El alba, a pesar de las luces que nunca brillaron del todo, lució distinta para los dos sobrevivientes. Después de una larga velada, donde conversaron de lo humano, lo propio y lo divino, Oda y Feder acordaron ir a dormir. A pedido de ella, el escritor compartió la espaciosa habitación. La soledad me aterra más que todo, confesó la mujer. Has logrado al menos espantar mi tristeza, explicó sin recato y sonrió, por enésima vez desde la noche.

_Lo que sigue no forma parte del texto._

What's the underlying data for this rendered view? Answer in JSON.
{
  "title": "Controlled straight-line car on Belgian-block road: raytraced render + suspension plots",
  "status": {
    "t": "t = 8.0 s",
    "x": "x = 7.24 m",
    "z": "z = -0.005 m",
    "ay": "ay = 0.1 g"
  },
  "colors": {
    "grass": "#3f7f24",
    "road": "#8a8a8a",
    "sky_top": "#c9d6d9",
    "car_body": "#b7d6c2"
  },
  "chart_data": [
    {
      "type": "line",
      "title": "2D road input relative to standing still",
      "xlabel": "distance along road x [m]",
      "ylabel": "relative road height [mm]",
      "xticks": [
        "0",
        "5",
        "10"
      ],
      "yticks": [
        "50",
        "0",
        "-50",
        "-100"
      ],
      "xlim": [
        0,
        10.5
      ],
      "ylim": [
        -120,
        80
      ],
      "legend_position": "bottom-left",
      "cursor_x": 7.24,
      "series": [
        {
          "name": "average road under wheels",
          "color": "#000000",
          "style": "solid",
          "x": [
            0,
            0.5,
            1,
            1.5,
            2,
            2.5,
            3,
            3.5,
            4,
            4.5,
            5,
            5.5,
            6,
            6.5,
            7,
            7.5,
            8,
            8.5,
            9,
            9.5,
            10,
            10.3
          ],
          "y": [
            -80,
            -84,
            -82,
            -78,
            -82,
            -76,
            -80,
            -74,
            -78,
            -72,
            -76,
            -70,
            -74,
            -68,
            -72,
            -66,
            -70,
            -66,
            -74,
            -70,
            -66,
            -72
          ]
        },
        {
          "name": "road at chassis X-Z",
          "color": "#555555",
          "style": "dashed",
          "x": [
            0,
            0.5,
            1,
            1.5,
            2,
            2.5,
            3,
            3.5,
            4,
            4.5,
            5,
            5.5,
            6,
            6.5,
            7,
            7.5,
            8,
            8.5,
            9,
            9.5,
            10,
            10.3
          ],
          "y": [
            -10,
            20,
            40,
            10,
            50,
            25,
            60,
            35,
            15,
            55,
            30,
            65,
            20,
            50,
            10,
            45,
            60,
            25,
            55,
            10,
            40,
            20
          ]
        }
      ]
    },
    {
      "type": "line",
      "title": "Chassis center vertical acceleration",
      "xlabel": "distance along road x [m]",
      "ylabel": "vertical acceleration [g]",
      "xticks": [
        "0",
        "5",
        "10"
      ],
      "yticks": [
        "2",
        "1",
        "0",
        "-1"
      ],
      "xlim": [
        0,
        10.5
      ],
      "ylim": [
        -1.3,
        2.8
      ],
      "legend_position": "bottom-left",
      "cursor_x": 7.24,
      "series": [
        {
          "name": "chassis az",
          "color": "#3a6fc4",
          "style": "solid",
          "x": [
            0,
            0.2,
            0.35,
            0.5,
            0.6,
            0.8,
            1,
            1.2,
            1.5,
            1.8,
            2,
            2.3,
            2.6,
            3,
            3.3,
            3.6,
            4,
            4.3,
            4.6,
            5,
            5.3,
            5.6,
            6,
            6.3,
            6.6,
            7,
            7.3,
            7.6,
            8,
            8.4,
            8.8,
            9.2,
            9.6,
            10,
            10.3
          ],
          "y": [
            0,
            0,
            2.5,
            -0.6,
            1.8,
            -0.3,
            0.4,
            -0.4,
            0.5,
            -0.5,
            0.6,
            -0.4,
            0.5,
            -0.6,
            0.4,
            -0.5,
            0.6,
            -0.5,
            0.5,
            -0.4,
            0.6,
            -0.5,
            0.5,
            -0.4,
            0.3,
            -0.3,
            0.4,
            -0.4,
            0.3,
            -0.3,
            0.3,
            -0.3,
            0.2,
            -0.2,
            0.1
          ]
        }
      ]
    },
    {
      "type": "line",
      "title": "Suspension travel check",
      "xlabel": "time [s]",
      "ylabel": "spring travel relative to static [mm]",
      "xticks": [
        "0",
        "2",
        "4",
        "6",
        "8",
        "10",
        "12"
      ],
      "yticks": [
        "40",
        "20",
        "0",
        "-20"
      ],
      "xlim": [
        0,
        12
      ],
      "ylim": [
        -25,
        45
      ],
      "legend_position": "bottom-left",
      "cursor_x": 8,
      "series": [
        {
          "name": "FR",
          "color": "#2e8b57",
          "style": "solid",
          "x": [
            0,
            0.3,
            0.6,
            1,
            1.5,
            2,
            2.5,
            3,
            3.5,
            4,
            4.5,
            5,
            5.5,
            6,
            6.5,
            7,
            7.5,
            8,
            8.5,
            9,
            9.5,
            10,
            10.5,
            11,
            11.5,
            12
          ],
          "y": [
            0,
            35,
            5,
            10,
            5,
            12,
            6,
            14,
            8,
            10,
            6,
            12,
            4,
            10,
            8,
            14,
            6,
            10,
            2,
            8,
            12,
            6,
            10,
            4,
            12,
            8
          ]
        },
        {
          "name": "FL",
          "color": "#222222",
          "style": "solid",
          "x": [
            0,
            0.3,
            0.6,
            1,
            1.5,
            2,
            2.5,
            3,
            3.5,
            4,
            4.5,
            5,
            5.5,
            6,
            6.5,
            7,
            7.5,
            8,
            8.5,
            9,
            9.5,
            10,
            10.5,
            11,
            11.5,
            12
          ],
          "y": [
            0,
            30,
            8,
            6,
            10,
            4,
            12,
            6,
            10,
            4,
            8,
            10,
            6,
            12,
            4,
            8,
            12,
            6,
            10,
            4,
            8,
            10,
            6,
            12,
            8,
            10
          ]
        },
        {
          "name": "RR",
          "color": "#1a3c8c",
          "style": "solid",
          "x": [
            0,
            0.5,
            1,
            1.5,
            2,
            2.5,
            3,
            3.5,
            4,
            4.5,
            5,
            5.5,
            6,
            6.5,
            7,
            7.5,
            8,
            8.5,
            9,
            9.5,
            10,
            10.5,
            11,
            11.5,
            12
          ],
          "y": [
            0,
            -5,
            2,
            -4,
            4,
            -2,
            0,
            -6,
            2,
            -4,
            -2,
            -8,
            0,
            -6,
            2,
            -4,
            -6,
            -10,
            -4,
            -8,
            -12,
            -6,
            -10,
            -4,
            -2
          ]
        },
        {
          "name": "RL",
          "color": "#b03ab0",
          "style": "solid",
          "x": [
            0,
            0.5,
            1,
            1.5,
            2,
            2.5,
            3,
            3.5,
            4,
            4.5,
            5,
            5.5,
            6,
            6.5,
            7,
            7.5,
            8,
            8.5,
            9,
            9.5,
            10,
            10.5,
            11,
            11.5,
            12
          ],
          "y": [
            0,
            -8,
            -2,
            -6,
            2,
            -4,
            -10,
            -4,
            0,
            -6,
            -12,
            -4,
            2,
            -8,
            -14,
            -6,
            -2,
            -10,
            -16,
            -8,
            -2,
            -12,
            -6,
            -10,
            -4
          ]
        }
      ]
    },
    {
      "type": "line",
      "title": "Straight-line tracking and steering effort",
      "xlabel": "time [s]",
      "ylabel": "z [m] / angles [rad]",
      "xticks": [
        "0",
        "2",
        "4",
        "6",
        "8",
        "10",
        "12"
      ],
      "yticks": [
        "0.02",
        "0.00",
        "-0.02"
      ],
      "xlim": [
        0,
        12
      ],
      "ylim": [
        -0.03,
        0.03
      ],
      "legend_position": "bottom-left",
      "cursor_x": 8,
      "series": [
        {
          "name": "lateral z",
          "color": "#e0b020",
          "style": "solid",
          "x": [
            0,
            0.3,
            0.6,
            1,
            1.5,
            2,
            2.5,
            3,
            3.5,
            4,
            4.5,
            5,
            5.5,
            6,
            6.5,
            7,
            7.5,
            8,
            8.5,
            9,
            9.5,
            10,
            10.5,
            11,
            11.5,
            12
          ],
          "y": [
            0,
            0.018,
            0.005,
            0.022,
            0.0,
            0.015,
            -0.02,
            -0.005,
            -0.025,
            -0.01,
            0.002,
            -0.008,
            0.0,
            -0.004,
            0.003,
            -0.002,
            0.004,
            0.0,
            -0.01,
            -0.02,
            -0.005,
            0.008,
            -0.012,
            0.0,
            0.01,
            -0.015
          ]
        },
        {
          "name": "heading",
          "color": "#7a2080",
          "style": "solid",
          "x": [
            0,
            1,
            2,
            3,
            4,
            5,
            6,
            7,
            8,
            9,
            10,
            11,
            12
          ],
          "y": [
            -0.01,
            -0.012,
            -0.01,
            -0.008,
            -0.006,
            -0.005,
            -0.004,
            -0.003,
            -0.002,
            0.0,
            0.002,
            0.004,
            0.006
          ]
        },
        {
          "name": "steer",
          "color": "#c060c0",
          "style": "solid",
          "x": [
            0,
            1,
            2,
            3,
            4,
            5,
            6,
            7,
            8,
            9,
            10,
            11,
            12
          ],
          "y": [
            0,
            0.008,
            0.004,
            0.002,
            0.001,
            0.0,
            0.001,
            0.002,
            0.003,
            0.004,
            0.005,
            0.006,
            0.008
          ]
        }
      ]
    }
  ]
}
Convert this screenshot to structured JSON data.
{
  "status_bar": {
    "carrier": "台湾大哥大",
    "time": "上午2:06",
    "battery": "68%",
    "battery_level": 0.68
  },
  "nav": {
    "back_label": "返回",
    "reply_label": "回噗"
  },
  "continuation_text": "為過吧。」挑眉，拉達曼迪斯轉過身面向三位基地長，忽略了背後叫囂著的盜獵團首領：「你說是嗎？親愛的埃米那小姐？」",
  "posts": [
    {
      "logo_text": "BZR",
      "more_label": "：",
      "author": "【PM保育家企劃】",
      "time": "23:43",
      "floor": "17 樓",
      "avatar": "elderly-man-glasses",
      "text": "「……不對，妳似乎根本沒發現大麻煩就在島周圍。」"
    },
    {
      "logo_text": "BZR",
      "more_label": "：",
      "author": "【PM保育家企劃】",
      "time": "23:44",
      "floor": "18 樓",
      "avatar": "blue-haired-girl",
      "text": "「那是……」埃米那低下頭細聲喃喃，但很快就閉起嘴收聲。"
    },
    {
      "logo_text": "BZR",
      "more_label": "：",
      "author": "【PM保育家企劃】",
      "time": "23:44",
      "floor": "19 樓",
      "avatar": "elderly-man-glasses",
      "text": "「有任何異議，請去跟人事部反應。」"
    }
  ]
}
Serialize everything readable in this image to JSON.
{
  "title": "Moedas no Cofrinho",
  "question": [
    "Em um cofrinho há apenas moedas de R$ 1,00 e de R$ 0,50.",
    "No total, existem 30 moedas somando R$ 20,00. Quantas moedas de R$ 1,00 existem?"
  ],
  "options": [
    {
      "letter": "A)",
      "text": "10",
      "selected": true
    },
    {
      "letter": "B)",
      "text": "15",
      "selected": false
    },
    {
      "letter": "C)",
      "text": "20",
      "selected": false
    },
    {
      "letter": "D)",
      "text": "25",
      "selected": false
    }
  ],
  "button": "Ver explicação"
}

Casi a mitad del día despertaron. Alrededor todo empeoraba. Tanto el agua como el viento habían hecho progresos en su sistemático empeño de acabar con la casa. El sótano estaba casi por completo anegado. El oleaje ya amenazaba el piso de la planta baja.
De mutuo acuerdo, intentaron reunir algunas vituallas, luces, mantas, lo que sirviera para resistir. Los resultados fueron escasísimos. Prácticamente, podrían hacer sólo una comida más. Dos linternas descargadas y nada que sirviera para navegar o comunicarse, fueron los hallazgos. Sin embargo, el desespero no acudió a atormentarlos. Estar ocupados, todavía disfrutando el diálogo, los ayudó a superar las horas. Conversar, descubrirse, hallar consuelo y comprensión en el único prójimo cercano, fue un incomparable bálsamo de paz.
Apenas se hizo la noche, en despreocupado despilfarro, abrieron las últimas conservas de carne y fruta que habitaban la despensa de la casa. La segunda mitad del ridículo cirio, nuestro candelabro, rectificó Oda, coronó el centro de la mesa. Ella estrenó un hermoso vestido de blancos tejidos, que había encontrado en un incongruente ropero todavía útil. Él ofreció, como sobremesa llena de equívocos y olvidos, un improvisado recital de sus poemas. Una botella de vino, cuya aparición aplaudieron con entusiastas vítores, fue el colofón del festejo.
Esa mínima alegría, compartida, natural, casi primitiva, fue la puerta que dejó entrar hasta los dos, cual bálsamo todavía mejor, al primer beso.